= Jeemon Panniyammakal =

Indian doctor

Jeemon Panniyammakal is a faculty member in the Achutha Menon Centre for Health Science Studies (AMCHSS) in
Sree Chitra Tirunal Institute for Medical Sciences and Technology, Thiruvananthapuram, Kerala, India. Jeemon Panniyammakal has made significant contributions to the prevention and control of cardiovascular diseases and diabetes in India.

He was awarded the Shanti Swarup Bhatnagar Prize for Science and Technology in Medical Sciences in the year 2021 for his contributions to public health.

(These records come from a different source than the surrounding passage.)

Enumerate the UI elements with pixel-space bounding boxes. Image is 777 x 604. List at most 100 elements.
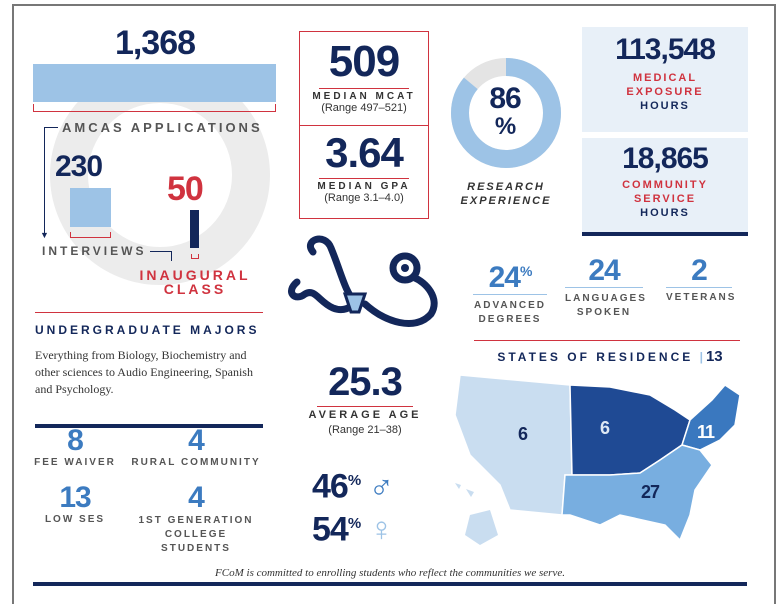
applications-label: AMCAS APPLICATIONS [62, 120, 263, 135]
gpa-section: 3.64 MEDIAN GPA (Range 3.1–4.0) [300, 126, 428, 204]
community-service-value: 18,865 [622, 142, 709, 175]
page-frame [12, 4, 776, 604]
mcat-label: MEDIAN MCAT [312, 91, 416, 102]
advanced-degrees-number: 24 [488, 261, 521, 294]
inaugural-bar [190, 210, 199, 248]
inaugural-label: INAUGURAL CLASS [130, 268, 260, 296]
low-ses-label: LOW SES [44, 514, 106, 525]
inaugural-label-line1: INAUGURAL [139, 267, 251, 283]
low-ses-value: 13 [59, 481, 91, 514]
male-percent: 46% ♂ [312, 462, 394, 506]
first-gen-label-line2: COLLEGE STUDENTS [161, 529, 231, 554]
medical-label: MEDICAL [632, 72, 698, 84]
spoken-label: SPOKEN [576, 307, 632, 318]
states-divider [474, 340, 740, 341]
arrow-to-inaugural [150, 251, 172, 261]
research-arc [451, 58, 561, 168]
arrow-to-interviews [44, 127, 58, 235]
rural-label: RURAL COMMUNITY [131, 457, 261, 468]
states-count: 13 [705, 348, 723, 365]
first-gen-value: 4 [188, 481, 205, 514]
advanced-degrees-stat: 24% ADVANCED DEGREES [473, 255, 547, 327]
exposure-label: EXPOSURE [626, 86, 704, 98]
gpa-range: (Range 3.1–4.0) [324, 192, 404, 204]
degrees-label: DEGREES [478, 314, 542, 325]
arrow-down-icon: ▼ [40, 230, 49, 240]
fee-waiver-label: FEE WAIVER [34, 457, 116, 468]
gpa-value: 3.64 [325, 129, 404, 176]
interviews-value: 230 [55, 150, 103, 183]
inaugural-value: 50 [167, 170, 204, 208]
gender-stats: 46% ♂ 54% ♀ [312, 462, 394, 549]
fee-waiver-stat: 8 FEE WAIVER [30, 424, 120, 469]
low-ses-stat: 13 LOW SES [30, 481, 120, 526]
states-title: STATES OF RESIDENCE |13 [497, 348, 723, 365]
age-value: 25.3 [328, 360, 403, 404]
map-hawaii [455, 483, 474, 497]
medical-exposure-panel: 113,548 MEDICAL EXPOSURE HOURS [582, 27, 748, 132]
female-icon: ♀ [368, 510, 394, 549]
interviews-bracket [70, 232, 111, 238]
first-gen-label: 1ST GENERATION COLLEGE STUDENTS [130, 514, 262, 556]
research-number: 86 [489, 82, 521, 115]
first-gen-label-line1: 1ST GENERATION [138, 515, 254, 526]
female-value: 54 [312, 510, 349, 549]
research-label: RESEARCH EXPERIENCE [450, 180, 562, 208]
stethoscope-icon [288, 235, 438, 327]
inaugural-bracket [191, 254, 199, 259]
first-gen-stat: 4 1ST GENERATION COLLEGE STUDENTS [130, 482, 262, 556]
majors-section: UNDERGRADUATE MAJORS Everything from Bio… [35, 312, 263, 428]
age-label: AVERAGE AGE [308, 409, 422, 421]
states-title-text: STATES OF RESIDENCE [497, 350, 694, 364]
inaugural-label-line2: CLASS [163, 281, 227, 297]
mcat-gpa-box: 509 MEDIAN MCAT (Range 497–521) 3.64 MED… [299, 31, 429, 219]
mcat-section: 509 MEDIAN MCAT (Range 497–521) [300, 32, 428, 126]
footer-rule [33, 582, 747, 586]
west-count: 6 [518, 424, 528, 444]
medical-exposure-value: 113,548 [615, 33, 716, 66]
midwest-count: 6 [600, 418, 610, 438]
fee-waiver-value: 8 [67, 424, 84, 457]
interviews-bar [70, 188, 111, 227]
gpa-label: MEDIAN GPA [317, 181, 411, 192]
us-map [454, 374, 741, 545]
languages-label: LANGUAGES [565, 293, 647, 304]
veterans-stat: 2 VETERANS [666, 255, 737, 303]
research-label-line1: RESEARCH [467, 181, 545, 193]
footer-text: FCoM is committed to enrolling students … [215, 567, 565, 579]
age-stat: 25.3 AVERAGE AGE (Range 21–38) [300, 360, 430, 436]
male-value: 46 [312, 467, 349, 506]
map-region-south [561, 444, 713, 542]
mcat-range: (Range 497–521) [321, 102, 407, 114]
veterans-label: VETERANS [666, 292, 737, 303]
rural-stat: 4 RURAL COMMUNITY [130, 424, 262, 469]
male-unit: % [347, 472, 361, 489]
northeast-count: 11 [697, 422, 715, 442]
map-alaska [465, 510, 498, 545]
applications-bracket [33, 104, 276, 112]
community-label: COMMUNITY [622, 179, 708, 191]
advanced-degrees-unit: % [519, 263, 532, 279]
applications-value: 1,368 [114, 24, 196, 62]
community-service-panel: 18,865 COMMUNITY SERVICE HOURS [582, 138, 748, 236]
advanced-degrees-value: 24% [473, 255, 547, 295]
research-unit: % [494, 113, 516, 140]
male-icon: ♂ [368, 467, 394, 506]
female-unit: % [347, 515, 361, 533]
interviews-label: INTERVIEWS [42, 244, 147, 258]
languages-value: 24 [565, 255, 643, 288]
majors-text: Everything from Biology, Biochemistry an… [35, 348, 253, 396]
mcat-value: 509 [328, 37, 400, 86]
service-label: SERVICE [633, 193, 697, 205]
south-count: 27 [641, 482, 660, 502]
rural-value: 4 [188, 424, 205, 457]
research-label-line2: EXPERIENCE [460, 195, 552, 207]
advanced-label: ADVANCED [474, 300, 546, 311]
applications-bar [33, 64, 276, 102]
languages-stat: 24 LANGUAGES SPOKEN [565, 255, 647, 320]
hours-label: HOURS [640, 207, 690, 219]
research-donut [451, 58, 561, 168]
veterans-value: 2 [666, 255, 732, 288]
research-value: 86 % [470, 82, 540, 141]
age-range: (Range 21–38) [328, 424, 402, 436]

Jeemon Panniyammakal, who hails from Nilambur, Kerala, India, obtained PhD degree from the University of Glasgow, UK and MPH degree from the Sree Chitra Tirunal Institute of Medical Sciences and Technology.

==Honours and recognitions==
The honours and recognitions conferred on Jeemon Panniyammakal include:
- Emerging Leader - World Heart Federation (2019)
- Editorial Fellow, Annals of Family Medicine, University of Michigan, USA
- Fellow of the Royal Society for Public Health (London)
- Fellow of the European Society of Cardiology (FESC)
- Senior Clinical and Public Health Fellow DBT-Wellcome Trust India Alliance (IA)
In 2022, Panniyammakal became a laureate of the Asian Scientist 100 by the Asian Scientist.